Component basics

All components in ETLBox share some properties and methods. This chapter describes the details.

Components

There are several connectors available in ETLBox that allow you to connect to various data sources and destinations, including databases, flat files, web services, and C# collections. Connectors typically involve a Source (for retrieving data) and a Destination (for writing or storing data). These components are positioned at the start or end of a data flow, with optional multiple sources and destinations. In between, you can apply transformations to modify the data.

Transformations represent the transform part of the ETL pipeline, allowing data cleaning, standardization, deduplication, and other manipulations. Transformations can be categorized as non-blocking and blocking:

Non-blocking Transformations

These transformations require minimal memory, processing data as it passes through. For example, a RowTransformation only retains the current row in memory, plus a small input buffer for throughput optimization.

Blocking Transformations

Blocking transformations require more memory as they process data in batches or load all rows into memory before performing their operations. A common example is a Sort, which needs all data in memory to perform sorting before sending sorted rows downstream. Be mindful of memory consumption when handling large datasets with blocking transformations.

Input and Output Buffer

Each source component includes an output buffer, and each destination component has an input buffer, both of which cache rows for optimized data flow. Transformations also have input buffers. If a transformation component is slower than its predecessor, the input buffer holds excess data until processing can continue.
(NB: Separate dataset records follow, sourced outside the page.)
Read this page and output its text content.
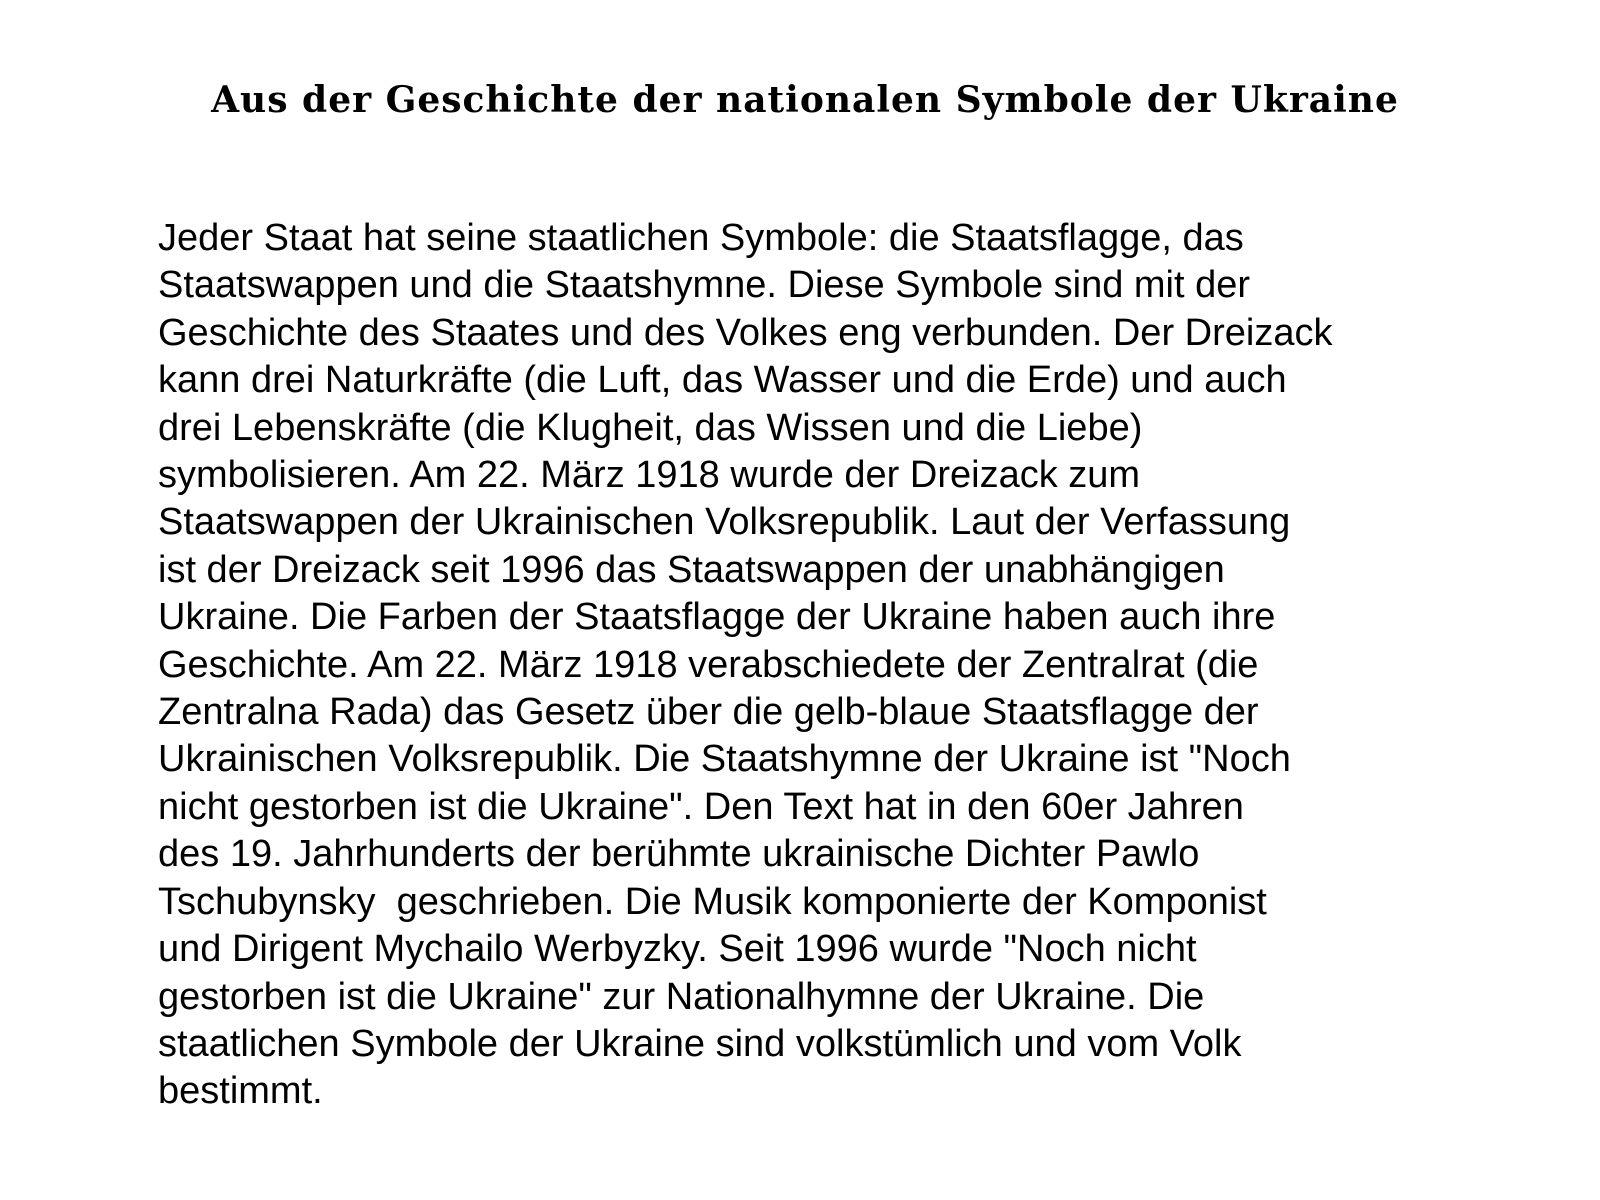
Aus der Geschichte der nationalen Symbole der Ukraine
Jeder Staat hat seine staatlichen Symbole: die Staatsflagge, das
Staatswappen und die Staatshymne. Diese Symbole sind mit der
Geschichte des Staates und des Volkes eng verbunden. Der Dreizack
kann drei Naturkräfte (die Luft, das Wasser und die Erde) und auch
drei Lebenskräfte (die Klugheit, das Wissen und die Liebe)
symbolisieren. Am 22. März 1918 wurde der Dreizack zum
Staatswappen der Ukrainischen Volksrepublik. Laut der Verfassung
ist der Dreizack seit 1996 das Staatswappen der unabhängigen
Ukraine. Die Farben der Staatsflagge der Ukraine haben auch ihre
Geschichte. Am 22. März 1918 verabschiedete der Zentralrat (die
Zentralna Rada) das Gesetz über die gelb-blaue Staatsflagge der
Ukrainischen Volksrepublik. Die Staatshymne der Ukraine ist "Noch
nicht gestorben ist die Ukraine". Den Text hat in den 60er Jahren
des 19. Jahrhunderts der berühmte ukrainische Dichter Pawlo
Tschubynsky  geschrieben. Die Musik komponierte der Komponist
und Dirigent Mychailo Werbyzky. Seit 1996 wurde "Noch nicht
gestorben ist die Ukraine" zur Nationalhymne der Ukraine. Die
staatlichen Symbole der Ukraine sind volkstümlich und vom Volk
bestimmt.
This buffering mechanism improves throughput, enabling faster data retrieval from sources while ensuring components downstream are always ready for the next row.

Restricting Buffer Size

You can limit buffer size by setting MaxBufferSize to a value greater than 0 (the default is 100,000 rows). Some components, such as Multicast, have multiple input buffers, but the MaxBufferSize setting applies to all buffers of a component.

Static Settings Class

You can configure global defaults via the Settings class:

  • MaxBufferSize: Default maximum buffer size for all components.
  • LoggingThresholdRows: Defines how often to log row processing (default is 1,000 rows).
  • DefaultDbConnection: Stores the default database connection for all components and tasks.
  • LogInstance: Allows setting a global ILogger instance for logging ETLBox output.

Shared Properties

Progress Count

Each data flow component maintains a ProgressCount, indicating the number of processed records. Components processing rows individually increment this value by one for each row, whereas batch-oriented components increment by the batch size.

Linked Components

Each component tracks its predecessors and successors in the data flow network, accessible through the Predecessors and Successors properties.

Exception Handling

In the event of a failure, the component responsible for the exception stores the error in the Exception property, making it easy to identify the fault’s origin.

Completion

The Completion property holds a task that completes when the component finishes processing all records. This task is faulted or canceled if an exception occurs or if the component is downstream from an error.

Tag

Each data flow component includes a Tag property, which can hold arbitrary user-defined data or metadata relevant to the component. This allows you to associate additional context or information with each component during execution.

You can use this property to store any type of object that might help with identification, configuration, or other metadata-related needs during the data flow’s operation.

OnProgress Action

The OnProgress property allows you to define a custom action that executes whenever a component processes a record. This is useful for monitoring and tracking progress in real-time during execution.

Whenever a record is processed, the component will invoke this action, passing the current progress count as an argument. This is particularly beneficial when you want to log progress or trigger external actions based on the number of rows processed.

public Action<int> OnProgress { get; set; }

OnInit

The OnInit property is an action that executes when a component begins processing. It is invoked when the component is initialized, providing an opportunity to define any custom logic that needs to run at the start of the component’s lifecycle.

public Action OnInitialization { get; set; }

This action is ideal for setting up any initial states or logging before the main data processing begins.

OnCompletion

The OnCompletion property enables you to define logic that runs when the component successfully finishes processing all records. You can use this to perform cleanup tasks or trigger downstream processes upon the component’s completion.

public Action OnCompletion { get; set; }

This ensures that custom actions are executed at the end of processing, whether it’s logging, freeing resources, or triggering subsequent workflows.